66/ Microbiological determination kit according to one any one of claims 47 to 64, characterized in that the probes of identifications or their fragments are fixed on a solid support 67/ Microbiological determination kit according to one any of claims 47 to 65, characterized in that the probes of identification or their fragments are fixed on a solid support and constitute a biochip.

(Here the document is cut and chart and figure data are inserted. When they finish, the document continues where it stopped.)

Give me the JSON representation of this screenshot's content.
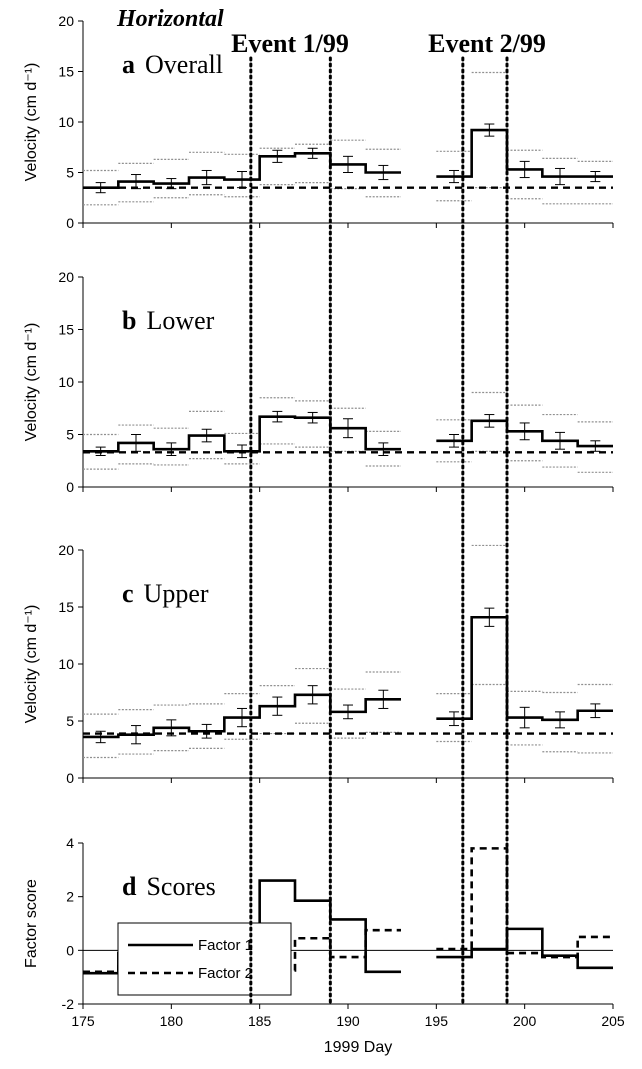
{
  "figure": {
    "title": "Horizontal",
    "xlabel": "1999 Day",
    "events": [
      {
        "label": "Event 1/99",
        "start": 184.5,
        "end": 189
      },
      {
        "label": "Event 2/99",
        "start": 196.5,
        "end": 199
      }
    ],
    "x_ticks": [
      "175",
      "180",
      "185",
      "190",
      "195",
      "200",
      "205"
    ]
  },
  "chart_data": [
    {
      "type": "line",
      "panel_letter": "a",
      "panel_name": "Overall",
      "ylabel": "Velocity (cm d⁻¹)",
      "xlim": [
        175,
        205
      ],
      "ylim": [
        0,
        20
      ],
      "y_ticks": [
        "0",
        "5",
        "10",
        "15",
        "20"
      ],
      "baseline": 3.5,
      "bins": [
        [
          175,
          177
        ],
        [
          177,
          179
        ],
        [
          179,
          181
        ],
        [
          181,
          183
        ],
        [
          183,
          185
        ],
        [
          185,
          187
        ],
        [
          187,
          189
        ],
        [
          189,
          191
        ],
        [
          191,
          193
        ],
        [
          195,
          197
        ],
        [
          197,
          199
        ],
        [
          199,
          201
        ],
        [
          201,
          203
        ],
        [
          203,
          205
        ]
      ],
      "values": [
        3.5,
        4.1,
        3.9,
        4.5,
        4.3,
        6.6,
        6.9,
        5.8,
        5.0,
        4.6,
        9.2,
        5.3,
        4.6,
        4.6
      ],
      "err": [
        0.5,
        0.7,
        0.5,
        0.7,
        0.8,
        0.6,
        0.5,
        0.8,
        0.7,
        0.6,
        0.6,
        0.8,
        0.8,
        0.5
      ],
      "lower_band": [
        1.8,
        2.1,
        2.5,
        2.8,
        2.6,
        3.8,
        4.0,
        3.4,
        2.6,
        2.2,
        3.5,
        2.4,
        1.9,
        1.9
      ],
      "upper_band": [
        5.2,
        5.9,
        6.3,
        7.0,
        6.8,
        7.4,
        7.8,
        8.2,
        7.3,
        7.1,
        14.9,
        7.2,
        6.4,
        6.1
      ]
    },
    {
      "type": "line",
      "panel_letter": "b",
      "panel_name": "Lower",
      "ylabel": "Velocity (cm d⁻¹)",
      "xlim": [
        175,
        205
      ],
      "ylim": [
        0,
        20
      ],
      "y_ticks": [
        "0",
        "5",
        "10",
        "15",
        "20"
      ],
      "baseline": 3.3,
      "bins": [
        [
          175,
          177
        ],
        [
          177,
          179
        ],
        [
          179,
          181
        ],
        [
          181,
          183
        ],
        [
          183,
          185
        ],
        [
          185,
          187
        ],
        [
          187,
          189
        ],
        [
          189,
          191
        ],
        [
          191,
          193
        ],
        [
          195,
          197
        ],
        [
          197,
          199
        ],
        [
          199,
          201
        ],
        [
          201,
          203
        ],
        [
          203,
          205
        ]
      ],
      "values": [
        3.4,
        4.2,
        3.6,
        4.9,
        3.4,
        6.7,
        6.6,
        5.6,
        3.6,
        4.4,
        6.3,
        5.3,
        4.4,
        3.9
      ],
      "err": [
        0.4,
        0.8,
        0.6,
        0.6,
        0.6,
        0.5,
        0.5,
        0.9,
        0.6,
        0.6,
        0.6,
        0.8,
        0.8,
        0.5
      ],
      "lower_band": [
        1.7,
        2.2,
        2.1,
        2.7,
        2.2,
        4.1,
        3.8,
        3.4,
        2.0,
        2.4,
        3.4,
        2.5,
        1.9,
        1.4
      ],
      "upper_band": [
        5.0,
        5.9,
        5.6,
        7.2,
        5.1,
        8.5,
        8.2,
        7.5,
        5.3,
        6.4,
        9.0,
        7.8,
        6.9,
        6.2
      ]
    },
    {
      "type": "line",
      "panel_letter": "c",
      "panel_name": "Upper",
      "ylabel": "Velocity (cm d⁻¹)",
      "xlim": [
        175,
        205
      ],
      "ylim": [
        0,
        20
      ],
      "y_ticks": [
        "0",
        "5",
        "10",
        "15",
        "20"
      ],
      "baseline": 3.9,
      "bins": [
        [
          175,
          177
        ],
        [
          177,
          179
        ],
        [
          179,
          181
        ],
        [
          181,
          183
        ],
        [
          183,
          185
        ],
        [
          185,
          187
        ],
        [
          187,
          189
        ],
        [
          189,
          191
        ],
        [
          191,
          193
        ],
        [
          195,
          197
        ],
        [
          197,
          199
        ],
        [
          199,
          201
        ],
        [
          201,
          203
        ],
        [
          203,
          205
        ]
      ],
      "values": [
        3.6,
        3.8,
        4.4,
        4.1,
        5.3,
        6.3,
        7.3,
        5.8,
        6.9,
        5.2,
        14.1,
        5.3,
        5.1,
        5.9
      ],
      "err": [
        0.5,
        0.8,
        0.7,
        0.6,
        0.8,
        0.8,
        0.8,
        0.6,
        0.8,
        0.6,
        0.8,
        0.9,
        0.7,
        0.6
      ],
      "lower_band": [
        1.8,
        2.1,
        2.4,
        2.6,
        3.4,
        3.9,
        4.8,
        3.5,
        4.0,
        3.2,
        8.2,
        2.9,
        2.3,
        2.2
      ],
      "upper_band": [
        5.6,
        6.0,
        6.4,
        6.5,
        7.4,
        8.1,
        9.6,
        7.8,
        9.3,
        7.4,
        20.4,
        7.6,
        7.5,
        8.2
      ]
    },
    {
      "type": "line",
      "panel_letter": "d",
      "panel_name": "Scores",
      "ylabel": "Factor score",
      "xlim": [
        175,
        205
      ],
      "ylim": [
        -2,
        4
      ],
      "y_ticks": [
        "-2",
        "0",
        "2",
        "4"
      ],
      "legend_position": "top-left",
      "series": [
        {
          "name": "Factor 1",
          "style": "solid",
          "bins": [
            [
              175,
              177
            ],
            [
              177,
              179
            ],
            [
              179,
              181
            ],
            [
              181,
              183
            ],
            [
              183,
              185
            ],
            [
              185,
              187
            ],
            [
              187,
              189
            ],
            [
              189,
              191
            ],
            [
              191,
              193
            ],
            [
              195,
              197
            ],
            [
              197,
              199
            ],
            [
              199,
              201
            ],
            [
              201,
              203
            ],
            [
              203,
              205
            ]
          ],
          "values": [
            -0.85,
            -0.1,
            -0.8,
            0.15,
            -0.55,
            2.6,
            1.85,
            1.15,
            -0.8,
            -0.25,
            0.05,
            0.8,
            -0.2,
            -0.65
          ]
        },
        {
          "name": "Factor 2",
          "style": "dashed",
          "bins": [
            [
              175,
              177
            ],
            [
              177,
              179
            ],
            [
              179,
              181
            ],
            [
              181,
              183
            ],
            [
              183,
              185
            ],
            [
              185,
              187
            ],
            [
              187,
              189
            ],
            [
              189,
              191
            ],
            [
              191,
              193
            ],
            [
              195,
              197
            ],
            [
              197,
              199
            ],
            [
              199,
              201
            ],
            [
              201,
              203
            ],
            [
              203,
              205
            ]
          ],
          "values": [
            -0.8,
            -0.6,
            -0.2,
            -0.8,
            0.05,
            -0.75,
            0.45,
            -0.25,
            0.75,
            0.05,
            3.8,
            -0.1,
            -0.25,
            0.5
          ]
        }
      ]
    }
  ]
}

68/ Process for the production and/or disinfection of a liquid, characterized in that it comprises an analysis step implementing a kit for microbiological determination according to any one of claims 47 to 67 and generating an algorithm for interpreting the data allowing the control of said production process and/or disinfection to said data generated by the determination kit microbiological.